Las mujeres que ya habían parido y amamantaban ahora a sus bebés eran examinadas para comprobar la pesadez de sus pechos e incluso ordeñadas por los presuntos compradores, para asegurarse de la riqueza de su leche. Una mujer con más leche de la que necesitaba su propio pequeño podía amamantar a un huérfano o al hijo de una madre seca. El llanto que provocaba este particular mercado de esclavas era lastimoso. Pero las multitudes no le prestaban gran atención. Eran azares de la guerra.

Después se vendían los niños. Los más lindos, varones y hembras, se despachaban rápidamente en la animada subasta. Después les llegaba el turno a los jóvenes, juzgados principalmente por su belleza y su vigor. Muchos eran comprados por sus parientes de otras partes de la ciudad. Estos ansiaban desesperadamente conservar a los jóvenes varones de sus familias capaces de engendrar la generación siguiente y mantener vivo el nombre familiar. También se producían tragedias. Hermanos gemelos eran subastados por separado y la familia sólo podía rescatar a uno. El otro hermano era vendido a un mercader árabe que esperaba ganar una fortuna con el rubio muchacho más al sur. Los dos hermanos idénticos se veían separados entre terribles sollozos.

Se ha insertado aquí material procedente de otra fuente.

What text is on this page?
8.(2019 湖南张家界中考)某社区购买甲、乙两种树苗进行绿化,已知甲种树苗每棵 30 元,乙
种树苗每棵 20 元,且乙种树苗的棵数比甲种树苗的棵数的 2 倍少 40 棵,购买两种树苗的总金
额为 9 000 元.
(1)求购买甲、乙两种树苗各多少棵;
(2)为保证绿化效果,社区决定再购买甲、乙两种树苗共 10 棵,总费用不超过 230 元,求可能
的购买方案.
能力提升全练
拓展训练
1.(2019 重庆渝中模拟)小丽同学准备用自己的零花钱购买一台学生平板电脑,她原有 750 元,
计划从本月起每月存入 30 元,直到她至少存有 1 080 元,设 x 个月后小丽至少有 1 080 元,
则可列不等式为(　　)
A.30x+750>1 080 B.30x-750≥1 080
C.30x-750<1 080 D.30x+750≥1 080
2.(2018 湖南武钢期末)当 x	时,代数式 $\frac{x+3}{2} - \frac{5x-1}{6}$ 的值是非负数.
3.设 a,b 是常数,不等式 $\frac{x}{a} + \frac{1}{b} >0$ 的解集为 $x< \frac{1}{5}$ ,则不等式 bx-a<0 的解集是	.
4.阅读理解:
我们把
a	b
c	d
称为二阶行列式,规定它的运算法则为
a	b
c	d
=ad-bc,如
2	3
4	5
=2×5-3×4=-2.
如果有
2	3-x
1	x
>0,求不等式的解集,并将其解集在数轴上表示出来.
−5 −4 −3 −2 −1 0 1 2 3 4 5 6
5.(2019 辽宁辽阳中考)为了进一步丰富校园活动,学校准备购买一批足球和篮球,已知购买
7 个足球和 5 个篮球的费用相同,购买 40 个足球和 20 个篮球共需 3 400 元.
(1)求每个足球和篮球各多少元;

Las hermanas y primas de estos jóvenes eran menos afortunadas. La mayoría de ellas habían sido violadas por los soldados turcos. Colocadas las últimas entre los esclavos, como parte del legítimo botín, su juventud y su belleza valían buenos precios de todo el mundo, salvo de sus familias, que no estaban demasiado ansiosas de recobrar a sus hijas deshonradas. Muchas niñas llorosas eran llevadas de allí ante las caras avinagradas de sus propios padres.